Netflix: Grace and Frankie, 5 motivos pra assistir!

Recentemente Lívia Forte escreveu sobre séries aqui e mencionou Grace and Frankie. Pois bem, coloquei na minha lista, mas confesso que ao ver a foto de duas senhoras, não me empolguei. Achei que não era pra mim. Claramente fui preconceituosa.

Em janeiro eles mudaram as capas do seriado, e uma delas era uma foto de duas mulheres jovens. Eu, bem bocó, achei que podia ser a história de antes das duas. Resolvi dar uma chance e dei play. Quando pisquei havia assistido o primeiro episódio inteiro, e morri de rir. Chamei meu namorado para me acompanhar e fizemos dessa série algo pra nós dois.

Não demorou para a turma aumentar. Agora vemos eu e ele, meu pai e minha mãe, que também se divertem demais.

Então agora venho aqui falar um pouco de Grace and Frankie. Uma série que entra em tantos pontos do #paposobreautoestima que nem sei por onde começar.

1º motivo – Muitos talentos reunidos em um só lugar.

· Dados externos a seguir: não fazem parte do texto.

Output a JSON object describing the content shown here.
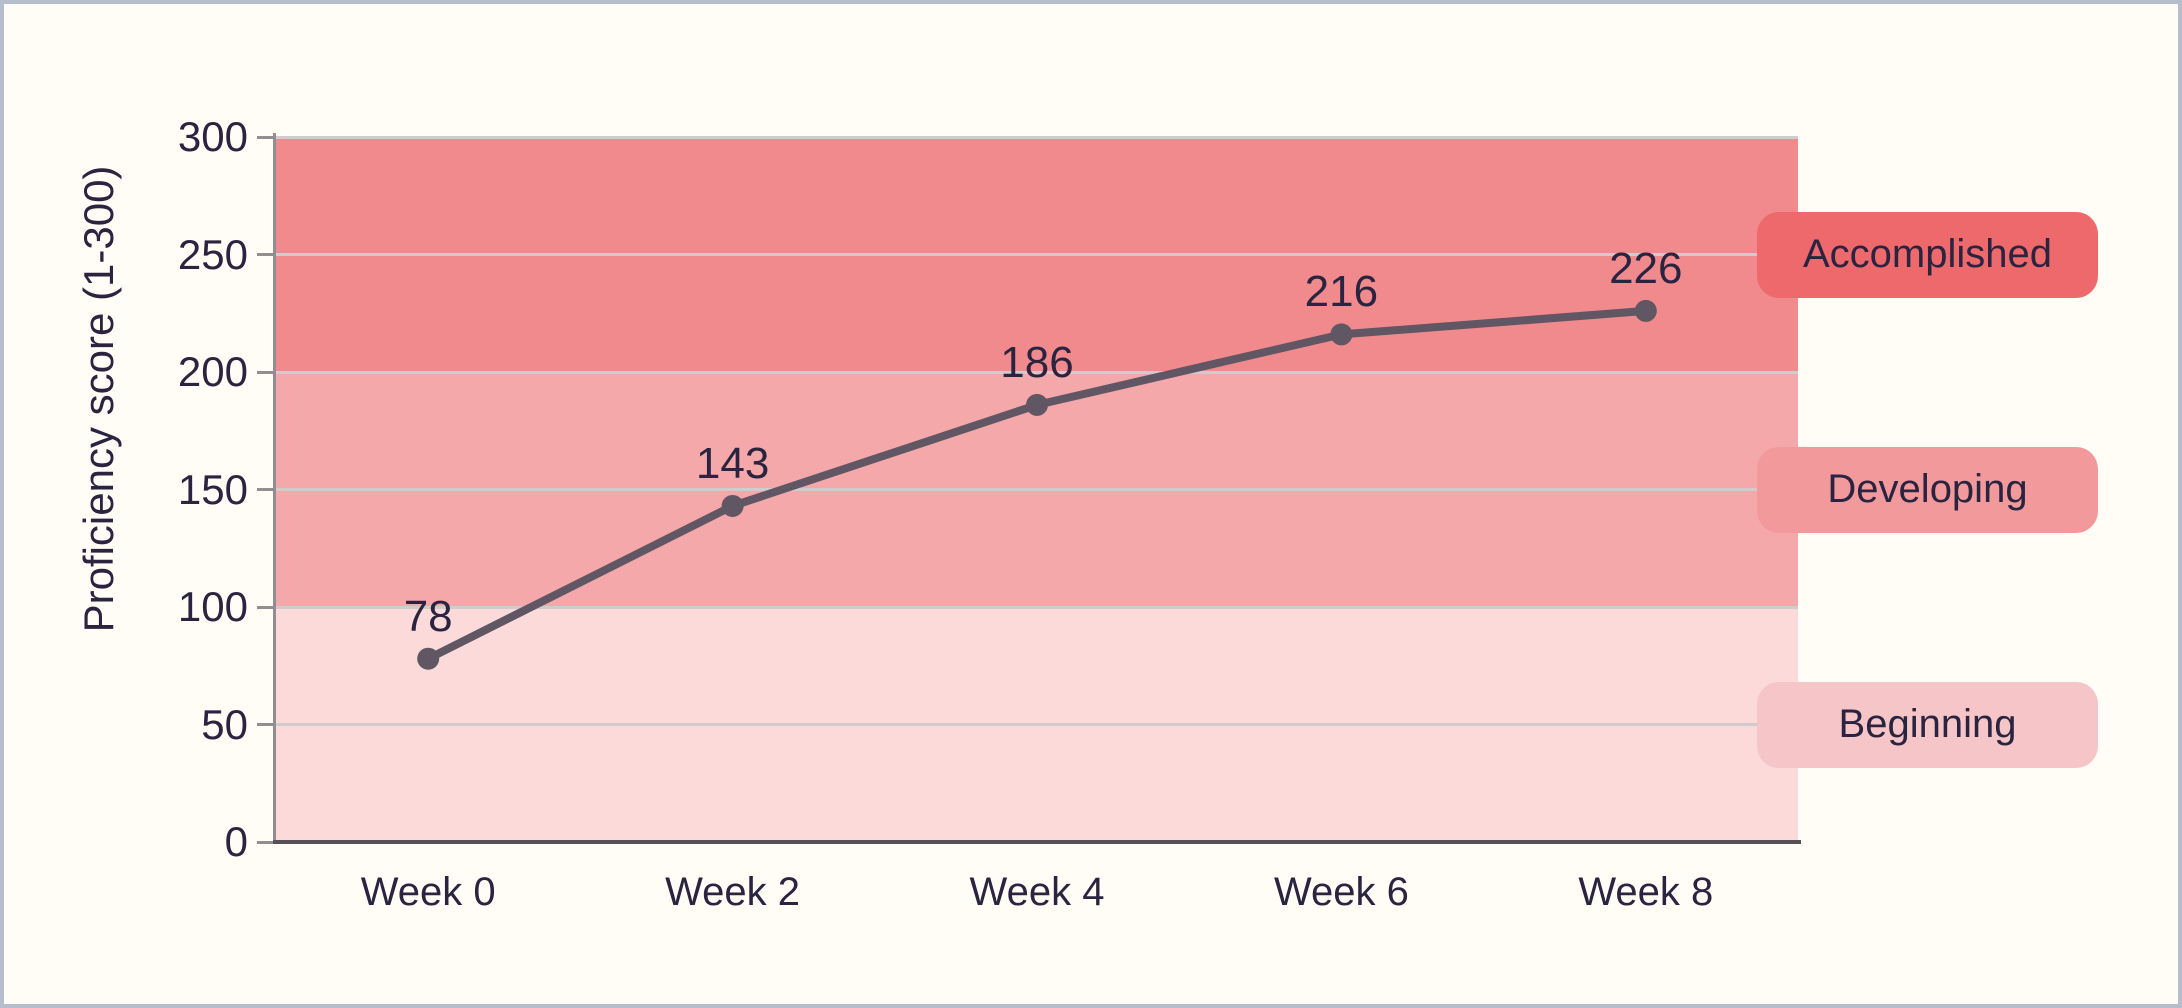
{
  "figure": {
    "background": "#fffdf6",
    "border_color": "#b6becd",
    "text_color": "#2a2440",
    "line_color": "#605664",
    "grid_color": "#cfcccd",
    "axis_color": "#918d90",
    "baseline_color": "#56525a"
  },
  "chart_data": {
    "type": "line",
    "title": "",
    "x_categories": [
      "Week 0",
      "Week 2",
      "Week 4",
      "Week 6",
      "Week 8"
    ],
    "series": [
      {
        "name": "Proficiency score",
        "values": [
          78,
          143,
          186,
          216,
          226
        ]
      }
    ],
    "point_labels": [
      "78",
      "143",
      "186",
      "216",
      "226"
    ],
    "xlabel": "",
    "ylabel": "Proficiency score (1-300)",
    "ylim": [
      0,
      300
    ],
    "y_ticks": [
      0,
      50,
      100,
      150,
      200,
      250,
      300
    ],
    "grid": true,
    "legend_position": "right-badges",
    "bands": [
      {
        "label": "Beginning",
        "from": 0,
        "to": 100,
        "fill": "#fbdad9",
        "badge_fill": "#f5c5c8"
      },
      {
        "label": "Developing",
        "from": 100,
        "to": 200,
        "fill": "#f4a8aa",
        "badge_fill": "#f2999c"
      },
      {
        "label": "Accomplished",
        "from": 200,
        "to": 300,
        "fill": "#f08a8c",
        "badge_fill": "#ed696c"
      }
    ]
  }
}
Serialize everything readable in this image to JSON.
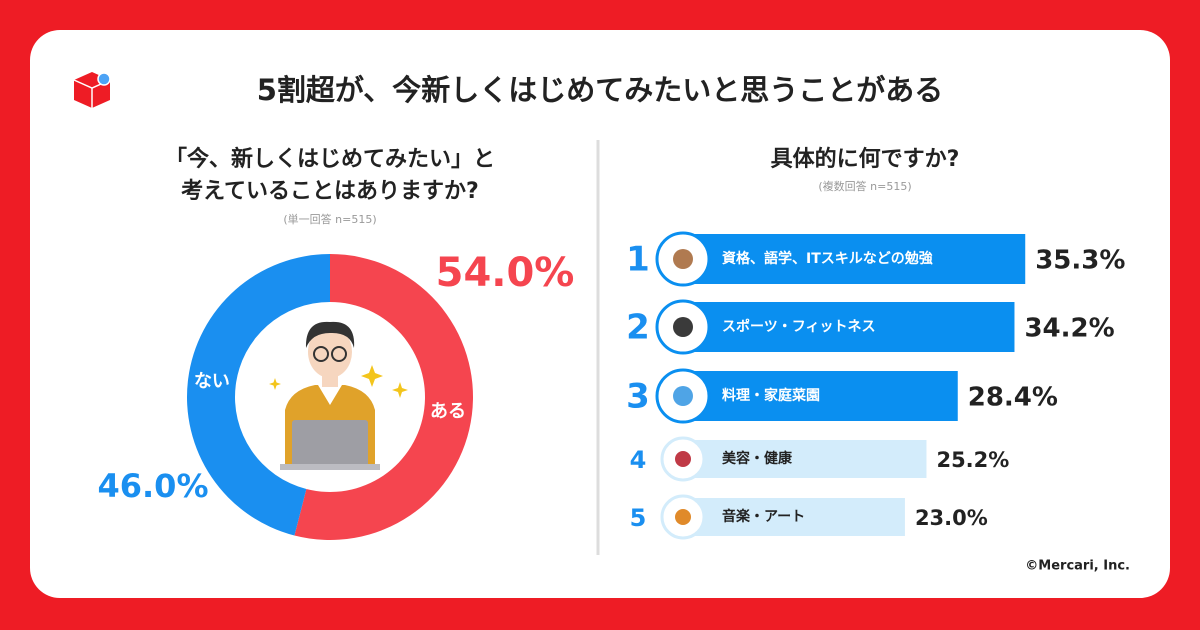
{
  "title": "5割超が、今新しくはじめてみたいと思うことがある",
  "copyright": "©Mercari, Inc.",
  "chart_data": [
    {
      "type": "pie",
      "title": [
        "「今、新しくはじめてみたい」と",
        "考えていることはありますか?"
      ],
      "subtitle": "(単一回答 n=515)",
      "categories": [
        "ある",
        "ない"
      ],
      "values": [
        54.0,
        46.0
      ],
      "value_labels": [
        "54.0%",
        "46.0%"
      ],
      "colors": [
        "#f5454f",
        "#1a8ff0"
      ]
    },
    {
      "type": "bar",
      "title": "具体的に何ですか?",
      "subtitle": "(複数回答 n=515)",
      "ranks": [
        "1",
        "2",
        "3",
        "4",
        "5"
      ],
      "categories": [
        "資格、語学、ITスキルなどの勉強",
        "スポーツ・フィットネス",
        "料理・家庭菜園",
        "美容・健康",
        "音楽・アート"
      ],
      "values": [
        35.3,
        34.2,
        28.4,
        25.2,
        23.0
      ],
      "value_labels": [
        "35.3%",
        "34.2%",
        "28.4%",
        "25.2%",
        "23.0%"
      ],
      "colors": [
        "#0a8ff0",
        "#0a8ff0",
        "#0a8ff0",
        "#d3ecfb",
        "#d3ecfb"
      ]
    }
  ]
}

Eu sei que é quase uma redundância falar Jane Fonda e boa atriz na mesma frase. Mas além dela, Lily Tomlin e todos os outros personagens são sensacionais. E não para por aí, afinal, o roteiro também é maravilhoso e trabalha questões familiares de todos os tipos.

São 8 histórias dentro de 4 principais. E isso garante com que todos os tipos de dramas e desafios de uma família apareçam desenhados com graça, leveza e seriedade. Muitos talentos reunidos não poderiam resultar em nada diferente.

2º motivo – a ideologia.

Sem falar em feminismo ou usar palavras da militância, o seriado coloca de forma bem clara a importância de olhar pro papel da mulher na sociedade. Traz questionamentos fundamentais pro cenário atual, mostrando pontos de vistas diferentes, mas complementares.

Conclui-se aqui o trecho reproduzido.